MPH alumnus develops online tool to help users find their perfect (group fitness) match

Ed BuckleyThis New Year’s Day, when millions of Americans are making resolutions to lose weight or exercise more, they’ll have a new resource to help them find an exercise class that’s right for them: peerFit.com.

Founded by Ed Buckley, a 2011 alumnus of the college’s Master of Public Health program, peerFit.com helps users search for local group fitness classes or use the site’s tools to build online communities for their own fitness groups.

The idea for peerFit.com was born out of Buckley’s own experience as a group fitness instructor and his need to keep more efficient records of workout plans.

“I would write down my lesson plan on paper and then I’d leave it at my house or at the classroom or forget to bring it to the gym,” said Buckley, a doctoral student in health education and behavior, focus in digital health and wellness at the UF College of Health and Human Performance. “As a fitness instructor you need some sort of system to save and catalog your workouts. I started putting workouts on my cell phone’s notepad, which is kind of a crude tool because it’s just a blank notepad.”

At the same time, Buckley started writing his workout plans on a whiteboard at the gym where he worked.

“We had a huge spike in attendance for the fitness classes so as a researcher, an inquisitive mind, I asked people ‘You’re new to the class. Why did you come?’ And they said ‘Well I saw the workout on the board so I felt a lot more comfortable.’”

Buckley realized that when his group fitness students were able to see what a workout entailed ahead of time they felt less intimidated and more mentally prepared to try a new fitness class. He began developing an online group fitness resource with feedback from fitness industry contacts and with the help of the team he assembled of two UF MBA students and a building construction master’s student. He also studied group fitness trends as part of his special project for the MPH degree.

“The reason group fitness is so important is because the metrics will show you that people who are involved in group fitness will stay with fitness longer than if they’re working out on their own,” Buckley said.

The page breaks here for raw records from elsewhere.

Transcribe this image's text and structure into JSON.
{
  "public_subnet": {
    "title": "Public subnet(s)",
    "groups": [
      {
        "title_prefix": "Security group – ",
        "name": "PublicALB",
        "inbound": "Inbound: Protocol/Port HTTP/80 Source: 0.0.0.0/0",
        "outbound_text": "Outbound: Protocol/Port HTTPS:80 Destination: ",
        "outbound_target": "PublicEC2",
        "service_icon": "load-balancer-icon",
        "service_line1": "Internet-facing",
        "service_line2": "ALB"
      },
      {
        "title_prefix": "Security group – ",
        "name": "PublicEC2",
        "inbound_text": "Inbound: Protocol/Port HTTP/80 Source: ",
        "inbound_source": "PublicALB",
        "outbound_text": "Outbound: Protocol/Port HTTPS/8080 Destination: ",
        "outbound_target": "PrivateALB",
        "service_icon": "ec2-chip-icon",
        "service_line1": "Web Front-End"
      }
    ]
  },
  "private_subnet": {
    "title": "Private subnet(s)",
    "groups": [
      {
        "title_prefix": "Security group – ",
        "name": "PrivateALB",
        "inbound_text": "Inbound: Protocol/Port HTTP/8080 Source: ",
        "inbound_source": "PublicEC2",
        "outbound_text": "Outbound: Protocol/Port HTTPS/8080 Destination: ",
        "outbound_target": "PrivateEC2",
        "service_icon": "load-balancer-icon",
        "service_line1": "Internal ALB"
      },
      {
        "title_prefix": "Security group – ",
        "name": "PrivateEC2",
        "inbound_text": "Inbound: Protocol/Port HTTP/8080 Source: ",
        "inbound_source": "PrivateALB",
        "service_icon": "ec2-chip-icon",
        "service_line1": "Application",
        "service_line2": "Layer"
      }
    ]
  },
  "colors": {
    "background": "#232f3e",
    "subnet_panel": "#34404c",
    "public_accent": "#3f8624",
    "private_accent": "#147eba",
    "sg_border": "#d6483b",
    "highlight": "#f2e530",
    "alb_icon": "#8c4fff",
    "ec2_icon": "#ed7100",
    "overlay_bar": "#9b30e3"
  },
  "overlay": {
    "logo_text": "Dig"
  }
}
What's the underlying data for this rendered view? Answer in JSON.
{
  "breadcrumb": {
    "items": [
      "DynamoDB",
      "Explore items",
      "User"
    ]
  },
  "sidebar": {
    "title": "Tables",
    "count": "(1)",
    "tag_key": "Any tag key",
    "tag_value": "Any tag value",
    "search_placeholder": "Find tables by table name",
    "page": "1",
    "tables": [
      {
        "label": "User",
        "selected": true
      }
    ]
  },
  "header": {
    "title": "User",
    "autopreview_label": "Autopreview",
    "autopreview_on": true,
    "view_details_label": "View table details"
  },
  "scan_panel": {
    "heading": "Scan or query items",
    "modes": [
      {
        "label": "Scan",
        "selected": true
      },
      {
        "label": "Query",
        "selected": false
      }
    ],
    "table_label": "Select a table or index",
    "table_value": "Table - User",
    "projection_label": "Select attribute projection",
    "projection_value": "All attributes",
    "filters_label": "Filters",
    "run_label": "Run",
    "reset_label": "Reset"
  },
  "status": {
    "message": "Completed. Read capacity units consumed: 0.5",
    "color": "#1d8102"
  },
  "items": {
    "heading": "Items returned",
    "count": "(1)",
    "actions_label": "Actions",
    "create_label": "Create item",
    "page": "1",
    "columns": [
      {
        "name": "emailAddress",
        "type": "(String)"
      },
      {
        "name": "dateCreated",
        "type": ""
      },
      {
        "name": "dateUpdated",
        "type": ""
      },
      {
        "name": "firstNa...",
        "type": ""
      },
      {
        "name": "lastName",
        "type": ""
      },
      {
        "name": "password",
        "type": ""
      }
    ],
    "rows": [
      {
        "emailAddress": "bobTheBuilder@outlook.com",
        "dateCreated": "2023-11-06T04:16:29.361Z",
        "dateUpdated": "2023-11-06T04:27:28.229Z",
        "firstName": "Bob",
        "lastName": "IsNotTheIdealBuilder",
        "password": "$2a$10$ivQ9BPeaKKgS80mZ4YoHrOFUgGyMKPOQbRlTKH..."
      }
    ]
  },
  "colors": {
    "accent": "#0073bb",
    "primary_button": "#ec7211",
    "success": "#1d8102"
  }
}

Buckley and his team spent last summer testing peerFit.com with 44 universities, fine tuning the site based on feedback from students and fitness instructors. This fall 18 universities, including UF, launched the program. The team will continue to roll out and test new site features with the goal of expanding to facilities nationwide by January 2012.

“My MPH degree prepared me in two really big areas: program planning and evaluation, and putting together a quality research question,” Buckley said. “So anytime I want to know how something is working for peerFit users, I can look at it from a systemic, methodological approach.”